Taking Streaming Revenue and Other Similar Issues Out of the Picture
Let’s assume for the moment that you’re more interested in writing a song that shows you as an artist, and ot overly concerned about streaming revenue. How long can a good pop song be?
My belief is that songs in the pop genres are still going to be too long if they go much over 4 minutes in length, if you assume that you’re going to use standard pop forms. In other words, if your songs use a typical verse-chorus-bridge structure, there’s not much opportunity to make the song longer.
There are longer pop songs, but there are reasons for the extra length that are easily noticeable. “Hotel California” is six-and-a-half minutes in length, but the final more than two minutes is the excellent guitar duet outro.
Other songs have long instrumental intros (“Bloody Well Right” – Supertramp), and other songs use a long list of non-traditional song sections, like “Bohemian Rhapsody“.

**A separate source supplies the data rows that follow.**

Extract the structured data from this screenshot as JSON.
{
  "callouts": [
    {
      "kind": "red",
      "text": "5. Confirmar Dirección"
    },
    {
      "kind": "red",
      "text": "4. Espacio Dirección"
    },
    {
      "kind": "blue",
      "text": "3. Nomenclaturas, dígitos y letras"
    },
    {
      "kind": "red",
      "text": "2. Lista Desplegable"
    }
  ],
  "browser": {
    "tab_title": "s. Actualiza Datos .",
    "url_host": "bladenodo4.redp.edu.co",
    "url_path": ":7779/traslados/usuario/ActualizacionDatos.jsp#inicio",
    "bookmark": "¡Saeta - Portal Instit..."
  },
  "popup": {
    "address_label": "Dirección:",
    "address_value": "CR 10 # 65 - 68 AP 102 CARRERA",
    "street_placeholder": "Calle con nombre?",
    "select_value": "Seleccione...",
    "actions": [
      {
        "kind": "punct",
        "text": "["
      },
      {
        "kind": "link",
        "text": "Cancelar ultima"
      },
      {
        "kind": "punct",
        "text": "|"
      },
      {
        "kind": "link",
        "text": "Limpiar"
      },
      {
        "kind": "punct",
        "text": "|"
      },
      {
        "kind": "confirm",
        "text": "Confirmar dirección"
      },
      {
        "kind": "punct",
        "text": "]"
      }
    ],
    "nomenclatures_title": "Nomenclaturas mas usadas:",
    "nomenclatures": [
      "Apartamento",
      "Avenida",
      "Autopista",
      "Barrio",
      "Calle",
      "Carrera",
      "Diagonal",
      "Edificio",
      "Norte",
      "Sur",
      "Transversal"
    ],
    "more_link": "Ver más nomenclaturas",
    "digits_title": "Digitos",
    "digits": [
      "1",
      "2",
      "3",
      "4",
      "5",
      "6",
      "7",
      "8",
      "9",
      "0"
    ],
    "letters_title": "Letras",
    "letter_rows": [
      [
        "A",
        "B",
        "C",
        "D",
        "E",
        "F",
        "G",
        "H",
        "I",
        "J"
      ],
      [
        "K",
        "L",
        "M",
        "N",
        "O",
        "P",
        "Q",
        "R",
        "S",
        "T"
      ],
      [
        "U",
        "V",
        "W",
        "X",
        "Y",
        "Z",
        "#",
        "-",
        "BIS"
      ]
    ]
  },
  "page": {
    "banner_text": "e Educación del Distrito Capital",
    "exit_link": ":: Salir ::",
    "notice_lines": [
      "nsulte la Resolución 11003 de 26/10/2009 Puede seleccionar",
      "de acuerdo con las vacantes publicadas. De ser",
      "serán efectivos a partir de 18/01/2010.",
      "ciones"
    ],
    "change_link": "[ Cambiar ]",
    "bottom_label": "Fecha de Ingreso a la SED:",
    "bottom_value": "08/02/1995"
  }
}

Experimenting Beyond Five Minutes
If you stick with standard pop song formats, going beyond five minutes in length (or even four minutes) brings you face to face with several problems, all relating to the fact that you need too many verses and choruses, and the song becomes boring to the listener.
If you want to experiment with songs that go longer, the best way to do that is to modify the form of your song. Simply repeating verses and choruses is too risky.
Modifying the form means bringing in optional sections that do any or all of the following:
- change key;
- change tempo;
- communicate a more elaborate story through a more involved lyric;
- change instrumentation.
The key to a longer song is the use of contrast and variation. As with shorter songs, you need to keep changing things for the listener. Listen to some progressive rock from the 70s if you want to hear good examples of what this might ultimately sound like. “And You And I” by Yes (10’07”) is a great example. It has many sections, all related by musical motifs, but very sectional, full of contrasts all meant to keep people listening.
All that really remains to be discussed is why. What will a longer song achieve for you? Throughout music history, going back to the beginnings of orchestral music in the early 1600s, there was really only one good reason for writing a longer musical work, and that is: to more fully develop your musical ideas.
Since any good song is a musical journey, the longer song needs to be the achievement of a more interesting musical journey. And as always, you’ll know you’ve achieved that goal if your audience stays with you.